I was starting to get scared that the water was taking up more of the land. I remember the questions in my mind: “Should I even be scared? I love the water too; that’s part of my life. I’m kind of torn between the two because I spend half my time on land and half my time in water. I like becoming one with the water while I take my little cat naps but, if this water keeps rising the way that it is, then I might not have a second home anymore. And what about my favorite rocks that I like to lie on? Will they soon be underwater too?”

Since the morning when I noticed that change, from there on out everything has gotten worse. My favorite rock is gone, along with my three friends. Other seals are dying, too, and every day I’m becoming more alone. Life has become a lot harder for us because we cannot spend as much time in the water. It’s deeper now and the sharks are hunting closer to shore. My friends and the other seals were not as good at swimming as I am; that’s the reason why they all became shark food. I never really have the time to rest so my body is getting weak, and because of all the shark attacks, one of my flippers is broken. I don’t eat much any more because I don’t want to risk going into the water to catch my fish; another shark might approach me and I won’t be able to get away fast enough. I remember when hunting for fish used to be my thing because I was so good at it. Now I’m lucky if I can even find a dead one.

It’s been a whole week and a half since the last time I ate, and during that time, I’ve been surviving off my body fat. My body is hurting and the rest of me is weak. I know that if I don’t go back into the water that I will die, or I could die trying to find food. I guess I just have to risk it. It takes me a good ten minutes to wobble my way back into the water. I can already feel the challenge, because the water pressure is making it harder for me to swim with my sore, tired body. I just keep going until I find the spot where I usually hunt for my fish. I see a really big shark, so I swim to the bottom of the water, where I see a rock. It looks a lot like my old rock that I use to lie on. I hide behind it. It seems like the shark doesn’t see me; it starts to swim away. I continue my hunt. I catch a fish! Being able to have that taste in my mouth again and being able to tear apart that fish the way I did are the only things that feel normal. I know that I have to stuff myself because I don’t know when I’ll get another chance to eat a good meal like this again. I used to eat thirteen pounds of fish per day.

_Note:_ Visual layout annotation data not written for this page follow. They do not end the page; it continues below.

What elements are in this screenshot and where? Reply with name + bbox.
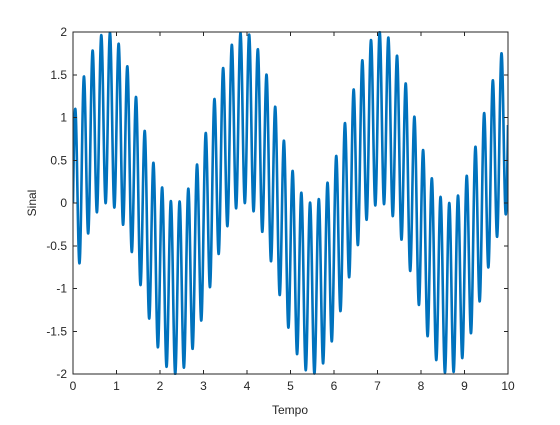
y-tick-label: 0 xyxy=(60,196,67,210)
x-tick-label: 1 xyxy=(113,379,120,393)
y-tick-label: 1 xyxy=(60,111,67,125)
x-tick-label: 2 xyxy=(157,379,164,393)
y-ticks: -2 -1.5 -1 -0.5 0 0.5 1 1.5 2 xyxy=(46,25,508,381)
y-tick-label: 0.5 xyxy=(50,153,67,167)
series-layer xyxy=(73,31,508,375)
y-axis-label: Sinal xyxy=(25,190,39,217)
x-axis-label: Tempo xyxy=(272,403,308,417)
y-tick-label: -0.5 xyxy=(46,239,67,253)
x-tick-label: 0 xyxy=(70,379,77,393)
y-tick-label: -1 xyxy=(56,282,67,296)
x-tick-label: 6 xyxy=(331,379,338,393)
x-tick-label: 3 xyxy=(200,379,207,393)
x-tick-label: 5 xyxy=(287,379,294,393)
x-tick-label: 10 xyxy=(501,379,515,393)
y-tick-label: -2 xyxy=(56,367,67,381)
x-tick-label: 8 xyxy=(418,379,425,393)
x-tick-label: 7 xyxy=(374,379,381,393)
x-tick-label: 9 xyxy=(461,379,468,393)
series-line-0 xyxy=(73,31,508,375)
y-tick-label: 1.5 xyxy=(50,68,67,82)
y-tick-label: -1.5 xyxy=(46,324,67,338)
x-tick-label: 4 xyxy=(244,379,251,393)
x-ticks: 0 1 2 3 4 5 6 7 8 9 10 xyxy=(70,32,515,393)
y-tick-label: 2 xyxy=(60,25,67,39)
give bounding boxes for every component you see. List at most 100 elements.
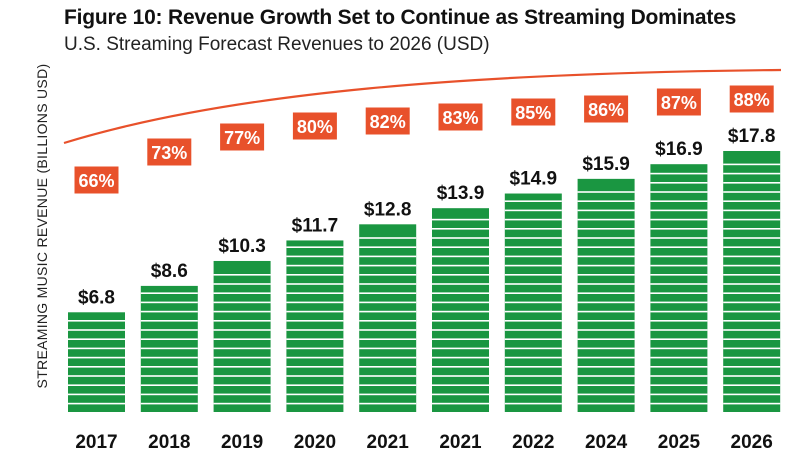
bar-stripe — [504, 347, 562, 350]
bar-stripe — [723, 375, 781, 377]
share-badge — [74, 166, 119, 194]
bar-stripe — [432, 402, 489, 405]
bar-stripe — [286, 274, 344, 276]
bar-stripe — [140, 402, 198, 405]
bar-stripe — [504, 393, 562, 396]
bar-stripe — [650, 301, 708, 304]
bar-stripe — [432, 292, 489, 294]
bar-stripe — [68, 320, 125, 322]
bar-stripe — [432, 347, 489, 350]
bar-stripe — [359, 402, 417, 405]
bar-stripe — [359, 375, 417, 377]
bar-stripe — [68, 402, 125, 405]
bar-stripe — [359, 255, 417, 258]
bar-stripe — [504, 329, 562, 331]
bar-stripe — [577, 209, 635, 212]
bar-stripe — [577, 246, 635, 248]
bar — [650, 164, 708, 412]
bar-stripe — [650, 292, 708, 294]
bar-stripe — [504, 200, 562, 202]
bar-stripe — [286, 402, 344, 405]
bar-stripe — [213, 292, 271, 294]
bar-stripe — [504, 301, 562, 304]
bar-stripe — [723, 356, 781, 359]
bar-stripe — [359, 237, 417, 239]
bar-stripe — [723, 320, 781, 322]
bar — [359, 224, 417, 412]
bar-stripe — [432, 320, 489, 322]
bar-stripe — [577, 237, 635, 239]
bar-stripe — [359, 301, 417, 304]
bar-stripe — [432, 356, 489, 359]
bar-stripe — [213, 375, 271, 377]
bar-stripe — [432, 246, 489, 248]
bar-stripe — [140, 366, 198, 368]
bar-stripe — [577, 255, 635, 258]
bar-stripe — [140, 393, 198, 396]
value-label: $12.8 — [364, 199, 412, 220]
bar-stripe — [723, 218, 781, 221]
bar-stripe — [577, 218, 635, 221]
bar-stripe — [723, 283, 781, 285]
bar-2021-4 — [359, 224, 417, 412]
x-tick-label: 2018 — [148, 432, 190, 453]
bar-stripe — [432, 218, 489, 221]
x-tick-label: 2026 — [731, 432, 773, 453]
bar-stripe — [213, 393, 271, 396]
bar-stripe — [577, 264, 635, 267]
bar-stripe — [213, 274, 271, 276]
bar-stripe — [213, 338, 271, 340]
bar-stripe — [504, 292, 562, 294]
bar-stripe — [577, 274, 635, 276]
bar-stripe — [359, 246, 417, 248]
bar-stripe — [504, 237, 562, 239]
bar-stripe — [650, 237, 708, 239]
bar-stripe — [577, 191, 635, 193]
bar — [286, 240, 344, 412]
x-tick-label: 2021 — [367, 432, 410, 453]
share-label: 80% — [297, 117, 333, 137]
bar-stripe — [359, 356, 417, 359]
value-label: $6.8 — [78, 287, 115, 308]
bar-stripe — [723, 274, 781, 276]
share-label: 82% — [370, 112, 406, 132]
bar-stripe — [577, 320, 635, 322]
share-badge — [511, 98, 556, 126]
bar-stripe — [577, 283, 635, 285]
bar-stripe — [432, 393, 489, 396]
share-badge — [292, 112, 337, 140]
bar-stripe — [213, 366, 271, 368]
bar-stripe — [723, 246, 781, 248]
x-tick-label: 2025 — [658, 432, 701, 453]
x-tick-label: 2021 — [439, 432, 482, 453]
bar-stripe — [650, 264, 708, 267]
share-label: 85% — [515, 103, 551, 123]
bar-stripe — [432, 301, 489, 304]
bar-stripe — [359, 283, 417, 285]
share-badge — [220, 123, 265, 151]
bar-stripe — [504, 310, 562, 313]
bar-stripe — [286, 347, 344, 350]
bar-stripe — [723, 172, 781, 175]
bar-stripe — [68, 393, 125, 396]
bar-stripe — [432, 237, 489, 239]
bar-stripe — [432, 310, 489, 313]
bar-stripe — [68, 338, 125, 340]
bar-2025-8 — [650, 164, 708, 412]
bar-stripe — [577, 292, 635, 294]
bar-stripe — [359, 366, 417, 368]
bar-stripe — [650, 218, 708, 221]
bar-stripe — [68, 366, 125, 368]
share-label: 87% — [661, 93, 697, 113]
bar-stripe — [723, 237, 781, 239]
value-label: $13.9 — [437, 183, 485, 204]
bar-stripe — [432, 274, 489, 276]
share-badge — [365, 107, 410, 135]
bar-stripe — [650, 283, 708, 285]
bar-stripe — [359, 292, 417, 294]
bar-stripe — [650, 375, 708, 377]
bar-stripe — [213, 283, 271, 285]
bar-stripe — [504, 320, 562, 322]
bar-stripe — [140, 292, 198, 294]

An excruciating pain I have never felt before tears through my flesh. I can’t feel the lower half of my body. I’m trying to swim away but I cannot move through the water the way that I want to. I’m bleeding heavily and my body is getting weak because I’m losing too much blood. My brain is going blank and I can’t see; everything is a blur. It’s dark and cold and everything that I have ever known starts to fade away from me as my body finally hits the bottom of the ocean. I’m food for the sharks that have invaded the coastline that used to be my home.